The company Ozer Properties LLC wants to rezone 42.286 acres on S.W. Wood Street from agricultural (A10) to industrial heavy (IH). That means replacing pastureland with industrial buildings for Universal Hardscape, a paver manufacturer. Sounds straightforward on paper. But for Reynolds and her financial advisor Tim Turner, it’s the difference between keeping their 84-acre cattle farm intact or watching industrial operations move in right next door.
Here’s where it gets real: Reynolds and Turner aren’t worried about abstract concerns. They’re thinking about water.

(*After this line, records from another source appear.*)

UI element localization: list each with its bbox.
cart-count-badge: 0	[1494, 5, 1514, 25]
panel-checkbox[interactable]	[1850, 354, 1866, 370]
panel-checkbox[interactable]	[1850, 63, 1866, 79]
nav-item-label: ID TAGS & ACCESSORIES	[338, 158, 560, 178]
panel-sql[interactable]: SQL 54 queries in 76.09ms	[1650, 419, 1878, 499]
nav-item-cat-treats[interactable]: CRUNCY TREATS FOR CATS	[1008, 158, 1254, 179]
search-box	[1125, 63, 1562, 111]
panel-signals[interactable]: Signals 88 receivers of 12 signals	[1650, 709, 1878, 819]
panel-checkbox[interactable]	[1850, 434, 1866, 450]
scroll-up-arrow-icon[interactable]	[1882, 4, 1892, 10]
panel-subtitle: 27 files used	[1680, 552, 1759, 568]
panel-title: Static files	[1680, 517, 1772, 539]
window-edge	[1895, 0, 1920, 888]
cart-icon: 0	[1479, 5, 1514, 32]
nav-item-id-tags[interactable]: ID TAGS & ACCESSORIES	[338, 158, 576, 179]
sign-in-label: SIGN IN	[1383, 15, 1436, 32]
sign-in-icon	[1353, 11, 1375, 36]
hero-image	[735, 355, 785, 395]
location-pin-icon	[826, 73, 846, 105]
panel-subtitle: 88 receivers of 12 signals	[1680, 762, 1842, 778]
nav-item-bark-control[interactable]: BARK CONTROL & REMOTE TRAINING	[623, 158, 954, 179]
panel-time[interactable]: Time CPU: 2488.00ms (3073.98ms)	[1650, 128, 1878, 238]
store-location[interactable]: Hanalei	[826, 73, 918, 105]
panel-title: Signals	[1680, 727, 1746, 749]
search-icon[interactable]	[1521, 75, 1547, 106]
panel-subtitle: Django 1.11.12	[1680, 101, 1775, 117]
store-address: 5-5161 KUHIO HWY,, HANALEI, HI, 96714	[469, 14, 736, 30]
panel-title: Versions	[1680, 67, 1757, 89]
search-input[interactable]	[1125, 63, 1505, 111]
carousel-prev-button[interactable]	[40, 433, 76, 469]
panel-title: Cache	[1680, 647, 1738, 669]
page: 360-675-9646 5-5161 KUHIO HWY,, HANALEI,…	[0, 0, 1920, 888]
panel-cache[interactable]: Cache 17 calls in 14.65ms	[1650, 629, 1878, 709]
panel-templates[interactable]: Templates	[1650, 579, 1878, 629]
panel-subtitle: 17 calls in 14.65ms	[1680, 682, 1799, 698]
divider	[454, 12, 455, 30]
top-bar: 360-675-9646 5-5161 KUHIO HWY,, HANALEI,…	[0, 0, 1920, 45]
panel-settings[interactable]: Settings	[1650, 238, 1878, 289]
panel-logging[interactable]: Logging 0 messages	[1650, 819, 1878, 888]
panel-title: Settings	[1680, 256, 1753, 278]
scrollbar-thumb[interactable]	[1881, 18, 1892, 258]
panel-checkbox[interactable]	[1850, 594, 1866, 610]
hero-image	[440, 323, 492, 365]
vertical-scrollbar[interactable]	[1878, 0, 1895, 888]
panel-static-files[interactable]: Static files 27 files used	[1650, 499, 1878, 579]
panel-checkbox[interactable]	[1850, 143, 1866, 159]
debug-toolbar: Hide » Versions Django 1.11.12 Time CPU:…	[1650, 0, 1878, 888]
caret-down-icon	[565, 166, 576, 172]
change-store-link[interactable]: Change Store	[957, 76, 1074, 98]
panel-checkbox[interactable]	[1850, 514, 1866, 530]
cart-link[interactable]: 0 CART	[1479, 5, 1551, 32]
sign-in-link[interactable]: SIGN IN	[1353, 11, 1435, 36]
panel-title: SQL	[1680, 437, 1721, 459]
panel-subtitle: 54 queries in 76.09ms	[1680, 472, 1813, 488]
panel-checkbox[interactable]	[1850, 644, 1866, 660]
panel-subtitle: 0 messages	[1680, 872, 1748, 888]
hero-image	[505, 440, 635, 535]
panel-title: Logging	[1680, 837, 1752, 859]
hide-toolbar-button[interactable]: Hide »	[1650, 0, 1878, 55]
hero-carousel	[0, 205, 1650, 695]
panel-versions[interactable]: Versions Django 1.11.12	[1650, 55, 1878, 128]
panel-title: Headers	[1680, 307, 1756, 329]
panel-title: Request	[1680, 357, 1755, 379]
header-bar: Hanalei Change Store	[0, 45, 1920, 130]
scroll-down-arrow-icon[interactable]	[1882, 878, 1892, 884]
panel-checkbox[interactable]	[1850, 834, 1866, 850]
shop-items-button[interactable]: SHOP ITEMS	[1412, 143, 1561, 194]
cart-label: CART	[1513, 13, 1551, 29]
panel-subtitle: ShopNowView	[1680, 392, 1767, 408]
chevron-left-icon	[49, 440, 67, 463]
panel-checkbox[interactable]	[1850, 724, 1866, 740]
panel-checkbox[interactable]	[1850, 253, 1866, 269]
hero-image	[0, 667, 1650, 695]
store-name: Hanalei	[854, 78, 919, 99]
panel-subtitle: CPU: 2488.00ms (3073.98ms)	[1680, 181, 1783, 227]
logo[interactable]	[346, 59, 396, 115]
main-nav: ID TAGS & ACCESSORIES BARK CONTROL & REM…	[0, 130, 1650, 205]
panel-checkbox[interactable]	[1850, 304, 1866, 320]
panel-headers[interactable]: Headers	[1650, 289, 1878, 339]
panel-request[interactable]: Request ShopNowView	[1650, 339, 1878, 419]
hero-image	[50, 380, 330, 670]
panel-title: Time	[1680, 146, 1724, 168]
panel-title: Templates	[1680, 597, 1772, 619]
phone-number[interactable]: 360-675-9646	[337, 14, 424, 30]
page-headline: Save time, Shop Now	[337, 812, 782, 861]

Their property sits downhill from the proposed industrial site, meaning when water flows off the new facility, it flows directly onto their land. The project team says raw materials like sand, stone, and gravel will be stored outside, while manufacturing happens indoors. But Turner isn’t reassured. “We don’t want [the project] with the chemicals coming down,” he said. “We have a water conservation on that farm.” It’s a legitimate environmental worry—one that the project team, despite weeks of back-and-forth with reporters, hasn’t fully addressed.
The original hearing was scheduled for April, then pushed to June 23. Now it’s been delayed again until September 22, 2026. The project’s attorneys say they want more time to consider community feedback, but that delay is telling in itself. It suggests the company knows it has a credibility problem. A community meeting on May 18 generated enough pushback that they’re reconsidering their approach.
What’s really at stake here isn’t just one farm. Reynolds spoke to the heart of it: “We’re about to lose what makes DeSoto so special.” Rural Florida thrives on agriculture, open space, and the quality of life that comes with it. Industrial zoning isn’t inherently bad, but the location matters. When you’re rezoning agricultural land sandwiched between active farms in a rural county, you’re making a choice about what that area becomes. And once you flip that switch from farmland to industrial, you can’t flip it back.